AV2020 – Kein Gewinn für Frauen und Geringverdienende

Der Abstimmungskampf um die Altersvorsorge 2020 buhlt vor allem um die Gunst der Frauen, die mit der Erhöhung des Rentenalters den Löwenanteil zur Konsolidierung der AHV beitragen sollen.
Den frauenpolitischen Ausgleich soll der tiefere Koordinationsabzug geben. Es wird behauptet, dass besonders Teilzeit- und TieflöhnerInnen von der Reform profitieren, weil es endlich gelungen sei über die Senkung des Koordinationsabzugs einen höher versicherten Lohn für Teilzeitarbeitende (insbesondere Frauen), zu erreichen.
Diese Lösung ist unbefriedigend. Sie trägt der realen Leistung der Frauen nirgends Rechnung. In der Schweiz erhalten Frauen für all ihre geleistete Arbeit 44,2%1 des Männereinkommens. In marktüblichen Löhnen ausgedrückt, fehlen ihnen jährlich 108 Milliarden Franken2. Ein Viertel davon resultiert aus der Lohnungleichheit. 84 Milliarden beträgt der Wert der Summe der unbezahlten Arbeit, die Frauen mehr leisten als Männer.
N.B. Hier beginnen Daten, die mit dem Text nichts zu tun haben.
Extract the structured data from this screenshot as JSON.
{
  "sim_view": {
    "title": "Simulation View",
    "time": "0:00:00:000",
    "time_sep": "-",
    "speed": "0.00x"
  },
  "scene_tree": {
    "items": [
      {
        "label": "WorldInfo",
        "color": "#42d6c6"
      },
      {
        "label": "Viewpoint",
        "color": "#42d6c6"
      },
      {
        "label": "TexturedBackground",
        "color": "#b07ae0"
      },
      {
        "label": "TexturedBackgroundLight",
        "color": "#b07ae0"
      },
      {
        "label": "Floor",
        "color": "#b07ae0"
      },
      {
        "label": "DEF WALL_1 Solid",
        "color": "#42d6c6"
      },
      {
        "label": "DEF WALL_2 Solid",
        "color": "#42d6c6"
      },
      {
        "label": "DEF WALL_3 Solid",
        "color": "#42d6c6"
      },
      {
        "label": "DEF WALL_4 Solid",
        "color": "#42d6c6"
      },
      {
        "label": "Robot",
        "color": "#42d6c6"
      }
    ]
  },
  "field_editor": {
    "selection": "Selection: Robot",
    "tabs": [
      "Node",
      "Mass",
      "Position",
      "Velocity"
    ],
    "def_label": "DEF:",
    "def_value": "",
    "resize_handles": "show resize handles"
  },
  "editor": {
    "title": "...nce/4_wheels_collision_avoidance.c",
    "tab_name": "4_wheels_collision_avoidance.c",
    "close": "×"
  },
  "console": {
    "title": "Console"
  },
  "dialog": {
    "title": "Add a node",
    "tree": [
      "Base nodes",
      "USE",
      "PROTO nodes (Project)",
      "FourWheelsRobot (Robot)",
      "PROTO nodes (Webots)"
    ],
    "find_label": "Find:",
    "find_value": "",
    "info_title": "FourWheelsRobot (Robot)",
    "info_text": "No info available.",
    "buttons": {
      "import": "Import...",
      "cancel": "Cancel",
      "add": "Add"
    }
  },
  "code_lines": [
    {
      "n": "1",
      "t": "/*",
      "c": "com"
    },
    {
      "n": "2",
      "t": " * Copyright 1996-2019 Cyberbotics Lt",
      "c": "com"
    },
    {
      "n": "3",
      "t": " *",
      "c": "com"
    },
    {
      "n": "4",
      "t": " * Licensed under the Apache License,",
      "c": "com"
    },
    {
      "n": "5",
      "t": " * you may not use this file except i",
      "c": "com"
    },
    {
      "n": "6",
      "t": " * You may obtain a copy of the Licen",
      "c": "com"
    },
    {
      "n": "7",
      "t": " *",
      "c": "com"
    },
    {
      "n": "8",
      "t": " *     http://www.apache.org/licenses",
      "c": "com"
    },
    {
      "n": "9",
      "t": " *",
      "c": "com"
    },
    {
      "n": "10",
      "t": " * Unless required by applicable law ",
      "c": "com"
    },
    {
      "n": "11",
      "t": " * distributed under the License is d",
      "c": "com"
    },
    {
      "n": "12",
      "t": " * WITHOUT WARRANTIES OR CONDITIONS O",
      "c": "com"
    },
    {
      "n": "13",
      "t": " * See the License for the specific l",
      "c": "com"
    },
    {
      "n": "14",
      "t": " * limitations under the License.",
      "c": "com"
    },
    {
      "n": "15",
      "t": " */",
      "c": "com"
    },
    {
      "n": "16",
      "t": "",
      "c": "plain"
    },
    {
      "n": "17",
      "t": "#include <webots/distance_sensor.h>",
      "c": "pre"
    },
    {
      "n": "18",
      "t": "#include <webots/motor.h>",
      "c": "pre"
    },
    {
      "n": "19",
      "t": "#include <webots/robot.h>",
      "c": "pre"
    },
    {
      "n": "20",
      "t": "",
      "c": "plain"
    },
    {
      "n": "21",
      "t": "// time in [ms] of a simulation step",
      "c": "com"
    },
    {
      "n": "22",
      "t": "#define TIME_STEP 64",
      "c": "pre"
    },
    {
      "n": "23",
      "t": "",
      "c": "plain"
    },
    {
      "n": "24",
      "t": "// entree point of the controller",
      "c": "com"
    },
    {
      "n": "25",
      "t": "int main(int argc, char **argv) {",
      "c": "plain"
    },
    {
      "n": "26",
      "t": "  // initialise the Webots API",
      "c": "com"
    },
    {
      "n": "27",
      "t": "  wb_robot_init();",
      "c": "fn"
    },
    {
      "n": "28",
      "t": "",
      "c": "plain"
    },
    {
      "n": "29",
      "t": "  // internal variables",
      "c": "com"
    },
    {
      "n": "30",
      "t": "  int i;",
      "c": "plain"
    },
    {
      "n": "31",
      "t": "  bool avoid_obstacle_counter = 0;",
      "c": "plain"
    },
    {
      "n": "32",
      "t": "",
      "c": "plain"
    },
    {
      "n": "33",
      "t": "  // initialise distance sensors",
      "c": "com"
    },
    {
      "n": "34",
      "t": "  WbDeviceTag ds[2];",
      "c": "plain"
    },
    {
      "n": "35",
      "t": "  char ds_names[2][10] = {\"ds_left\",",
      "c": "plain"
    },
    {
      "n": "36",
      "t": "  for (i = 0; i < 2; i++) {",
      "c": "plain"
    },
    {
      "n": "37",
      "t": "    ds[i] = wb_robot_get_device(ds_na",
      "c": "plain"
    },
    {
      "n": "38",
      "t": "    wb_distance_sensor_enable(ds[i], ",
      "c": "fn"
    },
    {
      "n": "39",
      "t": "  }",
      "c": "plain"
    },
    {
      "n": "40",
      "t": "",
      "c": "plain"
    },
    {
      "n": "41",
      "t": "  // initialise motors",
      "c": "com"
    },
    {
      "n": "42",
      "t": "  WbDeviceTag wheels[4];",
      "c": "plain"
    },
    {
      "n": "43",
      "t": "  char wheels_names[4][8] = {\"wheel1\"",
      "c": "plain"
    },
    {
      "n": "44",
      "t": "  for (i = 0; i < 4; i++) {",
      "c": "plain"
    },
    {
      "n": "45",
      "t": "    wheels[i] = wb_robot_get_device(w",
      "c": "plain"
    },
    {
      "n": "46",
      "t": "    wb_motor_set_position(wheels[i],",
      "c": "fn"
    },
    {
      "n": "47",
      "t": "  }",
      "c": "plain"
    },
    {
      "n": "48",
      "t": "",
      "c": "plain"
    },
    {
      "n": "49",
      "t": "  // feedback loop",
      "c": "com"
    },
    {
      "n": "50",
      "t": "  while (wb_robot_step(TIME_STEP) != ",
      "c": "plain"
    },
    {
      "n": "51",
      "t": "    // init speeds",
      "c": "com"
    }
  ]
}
Anstatt also diese unbezahlte Arbeit anzuerkennen, wie das zum Teil bei der 10. AHV-Revision in Form von Erziehungs- und Betreuungsgutschriften passiert ist, fordert man höhere Beiträge von ihnen obwohl das Einkommen bereits klein ist. Wir schaffen also gesellschaftliche Benachteiligung indem wir unbezahlte Arbeit ungleich verteilen und erwarten anschliessend, dass die benachteiligte Gruppe den Systemfehler individuell ausgleicht.
Darüber sollten wir dringend nochmal reden – feministisch.